Fashion specialist Asos has reported a fall in sales but expects to meet full-year profit expectations as it makes “good progress” with its turnaround strategy.
The online apparel group recorded a sales decline of 18% in the 26 weeks to March 3, but said that was ”broadly in-line with guidance” following initiatives to improve profitability and ”right-size” stock levels.
Asos said it is making “good progress” with its ‘Back to Fashion’ strategy, which includes measures to clear old stock and switch to an updated operating model. Asos said it was “ahead on plan” to improve stock efficiency and cut inventory to £600m by year end.

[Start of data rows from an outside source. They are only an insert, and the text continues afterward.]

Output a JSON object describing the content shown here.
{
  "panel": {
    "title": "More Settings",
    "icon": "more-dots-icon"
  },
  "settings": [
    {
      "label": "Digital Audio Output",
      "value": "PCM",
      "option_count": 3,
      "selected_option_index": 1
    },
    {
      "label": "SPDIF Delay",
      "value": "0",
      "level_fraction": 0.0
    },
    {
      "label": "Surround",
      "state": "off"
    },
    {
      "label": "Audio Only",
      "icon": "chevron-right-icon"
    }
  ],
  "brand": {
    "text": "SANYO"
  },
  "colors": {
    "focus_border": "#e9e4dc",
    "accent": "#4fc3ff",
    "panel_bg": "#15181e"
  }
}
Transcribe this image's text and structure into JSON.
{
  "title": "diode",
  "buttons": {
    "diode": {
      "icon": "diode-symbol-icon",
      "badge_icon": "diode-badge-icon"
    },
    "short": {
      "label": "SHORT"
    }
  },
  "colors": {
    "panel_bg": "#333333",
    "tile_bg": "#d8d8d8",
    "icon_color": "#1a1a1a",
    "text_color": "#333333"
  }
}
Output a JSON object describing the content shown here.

Asos said its free cash flow was £240m better year on year, on the back of ”improvements in underlying profitability and the clearance of aged stock”, and despite the sales decline delivered its strongest first-half cash performance since 2017.
The retailer reported that it ended the half with a “robust cash balance” of more than £330m. Full-year guidance was unchanged and is expected to include: a sales decline of between 5% and 15%, positive adjusted EBITDA, inventory back to pre-COVID levels, and positive cash generation.

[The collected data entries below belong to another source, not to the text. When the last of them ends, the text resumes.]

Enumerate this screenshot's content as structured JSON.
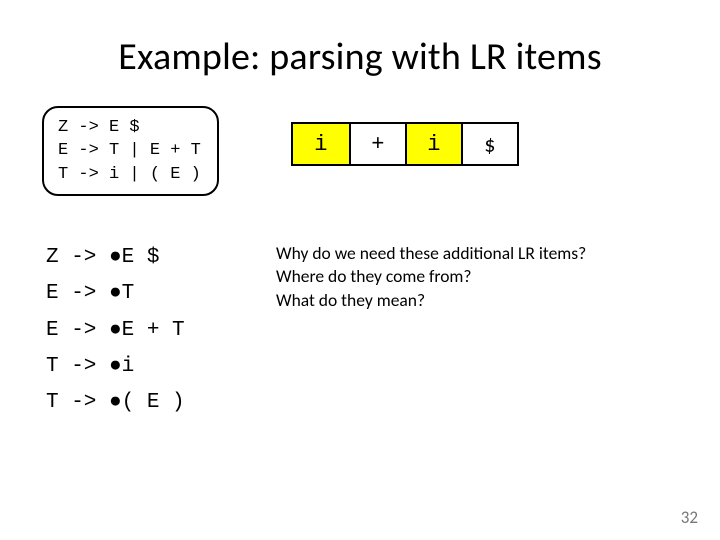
{
  "title": "Example: parsing with LR items",
  "grammar": "Z -> E $\nE -> T | E + T\nT -> i | ( E )",
  "parse_cells": [
    "i",
    "+",
    "i",
    "$"
  ],
  "lr_items": "Z -> ●E $\nE -> ●T\nE -> ●E + T\nT -> ●i\nT -> ●( E )",
  "questions": {
    "q1": "Why do we need these additional LR items?",
    "q2": "Where do they come from?",
    "q3": "What do they mean?"
  },
  "slide_number": "32"
}
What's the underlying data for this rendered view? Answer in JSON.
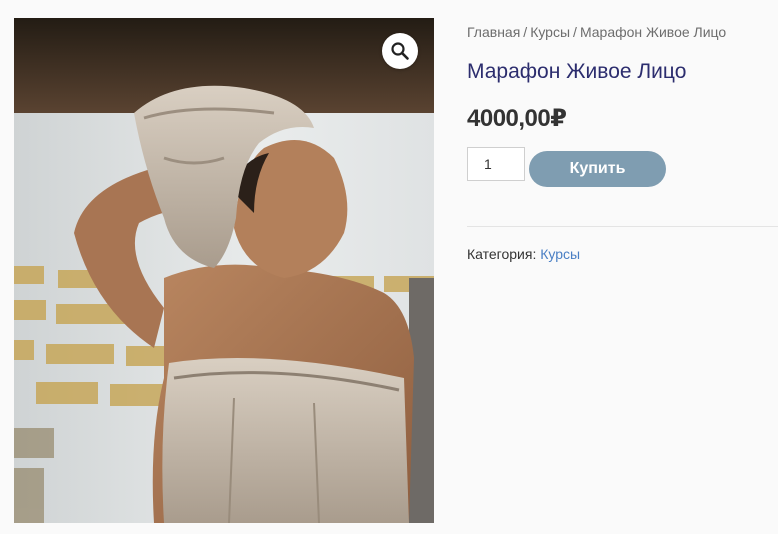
{
  "breadcrumb": {
    "items": [
      "Главная",
      "Курсы",
      "Марафон Живое Лицо"
    ],
    "separator": "/"
  },
  "product": {
    "title": "Марафон Живое Лицо",
    "price": "4000,00₽",
    "quantity": "1",
    "buy_label": "Купить",
    "category_label": "Категория:",
    "category_value": "Курсы"
  },
  "gallery": {
    "zoom_icon": "search-icon"
  },
  "colors": {
    "title": "#2c2d6e",
    "button": "#7f9db1",
    "link": "#4a7fc4"
  }
}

Chief executive José Antonio Ramos Calamonte said: “Asos is becoming a faster and more agile business, aided by the incredible work of our teams to speed up all of our processes and deliver the fashion, quality and prices that our customers want, when they want it.
“I’m excited by the performance of our new collections, while we have also made great progress in monetising inventory that built up over the pandemic and in improving the core profitability of our operations. We have reconfirmed our guidance as we lay the foundations for a more profitable, cash generative business.”